April 25 (Bloomberg) -- European Central Bank Executive Board member Joerg Asmussen said an interest-rate cut wouldn’t have much effect in some countries as the transmission of monetary policy is impaired.
“The pass-through of rate cuts to the periphery would be limited, and this is where they are most needed,” Asmussen said in London today, according to a speech text provided by the ECB. “At the same time, rate cuts would further relax already unprecedentedly easy financing conditions in the core. This is not per se a problem -– but interest rates that are too low for too long can eventually lead to distortions.”
Banks including Nomura International Plc, UBS AG and Royal Bank of Scotland Group Plc forecast the ECB will cut its benchmark rate to a record low next week after policy makers hinted that they’d reduce borrowing costs in response to disappointing economic data. While Asmussen has said the central bank could reduce rates if data show a need for it, his comments today signal he may want to damp expectations of policy action on May 2.

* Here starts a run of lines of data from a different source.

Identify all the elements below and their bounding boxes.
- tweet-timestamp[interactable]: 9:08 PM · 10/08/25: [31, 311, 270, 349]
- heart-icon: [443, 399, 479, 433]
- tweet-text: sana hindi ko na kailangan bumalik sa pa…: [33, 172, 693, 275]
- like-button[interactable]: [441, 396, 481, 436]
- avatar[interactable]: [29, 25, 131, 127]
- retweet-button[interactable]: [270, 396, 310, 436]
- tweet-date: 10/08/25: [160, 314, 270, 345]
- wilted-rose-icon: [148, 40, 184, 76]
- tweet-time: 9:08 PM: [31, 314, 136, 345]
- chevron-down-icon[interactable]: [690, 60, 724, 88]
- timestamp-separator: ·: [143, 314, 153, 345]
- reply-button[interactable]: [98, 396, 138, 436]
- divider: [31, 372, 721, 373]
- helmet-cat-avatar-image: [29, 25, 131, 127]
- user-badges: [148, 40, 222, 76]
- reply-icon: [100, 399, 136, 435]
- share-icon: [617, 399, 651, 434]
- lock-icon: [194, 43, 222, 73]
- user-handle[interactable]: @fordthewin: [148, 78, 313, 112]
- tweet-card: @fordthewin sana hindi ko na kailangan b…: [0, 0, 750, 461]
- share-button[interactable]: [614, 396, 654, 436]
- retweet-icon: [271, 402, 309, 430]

Euro-area gauges of manufacturing and services activity for April suggested economic weakness is extending into the second quarter, endangering ECB President Mario Draghi’s forecast that the euro area will gradually return to growth this year. Asmussen added that the costs of ECB action have to be “weighed against the need for exceptional monetary policy measures in a crisis.”
The ECB has acknowledged that even though tension in financial markets has eased since it announced its OMT bond-buying program last year, funding still remains a problem, particularly for small businesses in countries like Greece and Spain.
While the central bank is currently investigating ways to unblock the flow of credit in these areas, Asmussen said the limits of what monetary policy can achieve have to be recognized.
“The ECB can and has addressed bank funding problems,” he said. “But there are other barriers holding back bank lending, like heightened risk aversion, a lack of loan demand and insufficient capital.”
“Bank lending will only fully come back when the bank balance sheet repair is completed in all member states,” he said. “The ECB cannot remove these constraints.”
In its quarterly bank-lending survey published yesterday, the ECB said the decline in demand for housing and consumer loans accelerated in the first quarter. Bank loans to households and companies have declined for 10 straight months.
Asmussen said current debates about delaying budget-cutting austerity measures don’t help the euro area return to economic growth. Countries shouldn’t seek to ease the pace of austerity, rather attempt to better communicate the necessity of repairing budgets, he said.
“Delaying fiscal consolidation is no free lunch,” he said. “Countries are consolidating because, given their already high debt levels, it is the best way to secure long-term stability and inter-generational fairness.”